Mais n’est-ce pas plutôt le contraire auquel nous assistons ? « Ce qui était censé éclairer le monde l’a obscurci. L’abondance d’information et la pluralité d’opinion accessible à tous n’ont pas produit un consensus cohérent, mais au contraire a déchiré la réalité en narrations simplistes, en théories fumeuses et en politique d’opinion. Contrairement au Moyen Âge, où l’âge sombre était lié à une perte de connaissance antique, l’âge sombre moderne est lié à une abondance de connaissance dont nous ne savons plus démêler collectivement l’apport. » Et Bridle de faire référence à l’obscurité qu’annonçait Lovecraft dès les premières lignes de l’Appel de Cthulhu :
« la chose la plus miséricordieuse en ce monde, je crois, c’est l’inaptitude de l’esprit humain à corréler tout ce dont il est témoin. Nous vivons sur une placide île d’ignorance au milieu de noires mers d’infini, et cela ne veut pas dire que nous puissions voyager loin. Les sciences, chacune attelée à sa propre direction, nous ont jusqu’ici peu fait de tort ; mais rassembler nos connaissances dissociées nous ouvrira de si terrifiants horizons de réalité, et la considération de notre effrayante position ici-bas, que soit nous deviendrons fous de la révélation, soit nous en fuirons la lumière mortelle dans la paix et la sécurité d’une nouvelle ère d’obscurité. »
L’obscurité dont parle Bridle c’est notre incapacité à voir clairement ce qui est devant nous, avec capacité et justice. Pour Bridle pourtant, ce constat ne doit pas être lu comme une condamnation de la technologie. Au contraire. Pour relever l’âge sombre qui s’annonce, il nous faut nous engager plus avant dans la technologie, avec elle, mais avec une compréhension radicalement différente de ce qu’il est possible d’en faire, en retrouver un sens que la seule recherche d’efficacité nous a fait perdre. Tout comme le changement climatique, les effets de la technologie s’étendent sur le globe et affectent tous les aspects de nos vies. Mais comme le changement climatique, ses effets sont potentiellement catastrophiques et résultent de notre incapacité à comprendre les conséquences de nos propres inventions. Nous devons changer de manière de voir et penser le monde, nous invite Bridle, un peu facilement ou naïvement. L’âge sombre n’est pas qu’un lieu de danger, c’est aussi un moment de possibilité et de liberté. Mais cet optimisme semble un peu de façade, tant la description qu’il fait de notre utilisation des technologies est sombre et glaçante. Les glitchs qu’il s’amusait à recenser comme une expression étrange des transformations culturelles nées de notre capacité à l’interconnexion semblent être devenus des sortes de monstres que personne ne maîtrise. Les effets de bords de nos créations sont devenus des créatures qui nous dévorent en retour. Nous perdons pied dans ce que nous avons créé.

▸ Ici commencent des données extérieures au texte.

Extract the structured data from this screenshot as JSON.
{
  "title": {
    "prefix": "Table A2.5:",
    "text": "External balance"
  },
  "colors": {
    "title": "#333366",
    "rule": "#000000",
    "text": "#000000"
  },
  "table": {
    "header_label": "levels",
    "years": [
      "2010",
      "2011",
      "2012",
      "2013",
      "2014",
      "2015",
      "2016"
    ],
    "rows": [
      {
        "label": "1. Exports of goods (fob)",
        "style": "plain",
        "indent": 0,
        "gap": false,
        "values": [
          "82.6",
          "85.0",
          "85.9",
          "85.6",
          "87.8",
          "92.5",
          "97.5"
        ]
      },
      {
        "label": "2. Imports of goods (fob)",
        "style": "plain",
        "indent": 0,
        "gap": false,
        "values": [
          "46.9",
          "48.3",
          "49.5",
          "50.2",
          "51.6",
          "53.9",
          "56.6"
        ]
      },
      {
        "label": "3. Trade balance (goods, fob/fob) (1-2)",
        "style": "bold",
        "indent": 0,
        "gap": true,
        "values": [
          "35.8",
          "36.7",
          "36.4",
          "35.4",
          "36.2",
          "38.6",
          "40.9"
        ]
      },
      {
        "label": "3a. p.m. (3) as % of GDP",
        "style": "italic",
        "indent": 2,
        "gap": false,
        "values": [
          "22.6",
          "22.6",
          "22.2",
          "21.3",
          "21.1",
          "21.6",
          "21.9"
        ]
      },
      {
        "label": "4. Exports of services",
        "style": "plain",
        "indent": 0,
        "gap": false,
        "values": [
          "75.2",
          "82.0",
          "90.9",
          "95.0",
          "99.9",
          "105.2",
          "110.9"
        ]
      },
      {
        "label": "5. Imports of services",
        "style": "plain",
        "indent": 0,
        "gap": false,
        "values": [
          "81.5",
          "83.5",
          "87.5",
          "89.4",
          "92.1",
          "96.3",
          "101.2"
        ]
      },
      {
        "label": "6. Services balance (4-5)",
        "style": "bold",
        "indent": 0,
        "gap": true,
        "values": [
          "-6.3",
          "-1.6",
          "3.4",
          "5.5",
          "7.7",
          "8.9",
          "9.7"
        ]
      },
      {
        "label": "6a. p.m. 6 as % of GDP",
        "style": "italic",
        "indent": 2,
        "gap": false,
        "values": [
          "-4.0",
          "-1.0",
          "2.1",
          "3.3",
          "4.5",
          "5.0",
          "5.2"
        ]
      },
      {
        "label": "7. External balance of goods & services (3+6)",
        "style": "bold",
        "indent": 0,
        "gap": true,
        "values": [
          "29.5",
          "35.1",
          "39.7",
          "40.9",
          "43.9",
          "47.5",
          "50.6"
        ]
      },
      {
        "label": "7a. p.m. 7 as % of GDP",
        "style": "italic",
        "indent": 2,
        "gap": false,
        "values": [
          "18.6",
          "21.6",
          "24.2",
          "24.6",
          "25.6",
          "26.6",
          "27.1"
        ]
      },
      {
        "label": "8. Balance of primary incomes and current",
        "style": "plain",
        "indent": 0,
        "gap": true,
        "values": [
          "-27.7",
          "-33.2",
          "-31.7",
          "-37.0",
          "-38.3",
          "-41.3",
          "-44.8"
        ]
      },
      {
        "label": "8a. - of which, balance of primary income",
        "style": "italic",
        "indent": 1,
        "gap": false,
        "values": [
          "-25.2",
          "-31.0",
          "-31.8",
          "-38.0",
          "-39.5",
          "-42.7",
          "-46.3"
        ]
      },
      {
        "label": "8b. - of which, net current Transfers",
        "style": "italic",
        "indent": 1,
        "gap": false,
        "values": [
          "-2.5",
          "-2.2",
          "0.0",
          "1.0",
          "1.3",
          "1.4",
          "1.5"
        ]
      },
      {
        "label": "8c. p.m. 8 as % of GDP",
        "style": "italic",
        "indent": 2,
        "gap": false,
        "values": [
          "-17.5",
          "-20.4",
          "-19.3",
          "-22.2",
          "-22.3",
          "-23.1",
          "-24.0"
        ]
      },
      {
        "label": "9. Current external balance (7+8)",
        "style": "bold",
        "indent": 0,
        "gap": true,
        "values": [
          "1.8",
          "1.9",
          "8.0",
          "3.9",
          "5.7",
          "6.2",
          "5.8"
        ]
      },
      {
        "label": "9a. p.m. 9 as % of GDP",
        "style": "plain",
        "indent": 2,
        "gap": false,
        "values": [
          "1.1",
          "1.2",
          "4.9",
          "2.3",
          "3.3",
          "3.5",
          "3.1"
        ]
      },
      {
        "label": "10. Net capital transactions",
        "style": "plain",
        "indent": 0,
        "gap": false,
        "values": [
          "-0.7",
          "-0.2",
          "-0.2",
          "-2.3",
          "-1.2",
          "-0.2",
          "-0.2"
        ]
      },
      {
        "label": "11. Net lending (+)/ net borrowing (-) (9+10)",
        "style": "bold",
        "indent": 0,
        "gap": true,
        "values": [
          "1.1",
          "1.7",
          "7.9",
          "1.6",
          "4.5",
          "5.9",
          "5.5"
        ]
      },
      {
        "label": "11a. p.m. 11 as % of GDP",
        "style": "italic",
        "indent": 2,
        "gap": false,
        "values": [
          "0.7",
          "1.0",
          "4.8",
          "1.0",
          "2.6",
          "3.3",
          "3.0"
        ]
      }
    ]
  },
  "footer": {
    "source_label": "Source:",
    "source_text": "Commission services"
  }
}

Peut-on s’extraire de la pensée computationnelle ?
Dans son livre, Bridle étrille longuement la pensée computationnelle, ce mode de pensée à travers les machines, né du calcul, et qui estime que tout problème est soluble par essence. Il rappelle l’histoire de l’informatique, intimement liée à la question de la modélisation des essais nucléaires, des tirs balistiques et de la prédiction à l’image des travaux du mathématicien Lewis Fry Richardson qui va réaliser – des années 1910 à 1922, bien avant l’apparition des ordinateurs donc – des mesures climatiques pour produire le premier modèle de prédiction météorologique. Il faudra attendre les premiers ordinateurs pour être enfin capables de traiter d’imposants volumes de données pour que la prédiction météorologique se développe et se réalise. Le développement de capteurs (satellites, capteurs météo…) a mis peu à peu le globe sous calcul, sans que nous nous en rendions vraiment compte.
Pour James Bridle, l’histoire de la prédiction repose sur une série d’échecs – des échecs à distinguer la réalité de sa simulation, même si ce n’est peut-être pas le cas dans tous les domaines, notamment la météo justement – et qui promet sans cesse de s’améliorer sans voir que son principal écueil demeure de croire en sa surpuissance. « Nous avons été conditionnés pour croire que les ordinateurs rendaient le monde plus limpide et plus efficace, qu’ils allaient réduire la complexité et facilité de meilleures solutions aux problèmes qui nous assiègent, qu’ils allaient étendre notre capacité à adresser de plus larges domaines d’expertise. Mais cette histoire ne s’est pas révélée exacte du tout. Une meilleure lecture de l’histoire de l’informatique souligne une opacité croissante alliée à une concentration croissante du pouvoir et un pouvoir qui se retranche derrière des domaines d’expertise toujours plus étroits. » Effectivement, l’informatique n’a pas simplifié le monde.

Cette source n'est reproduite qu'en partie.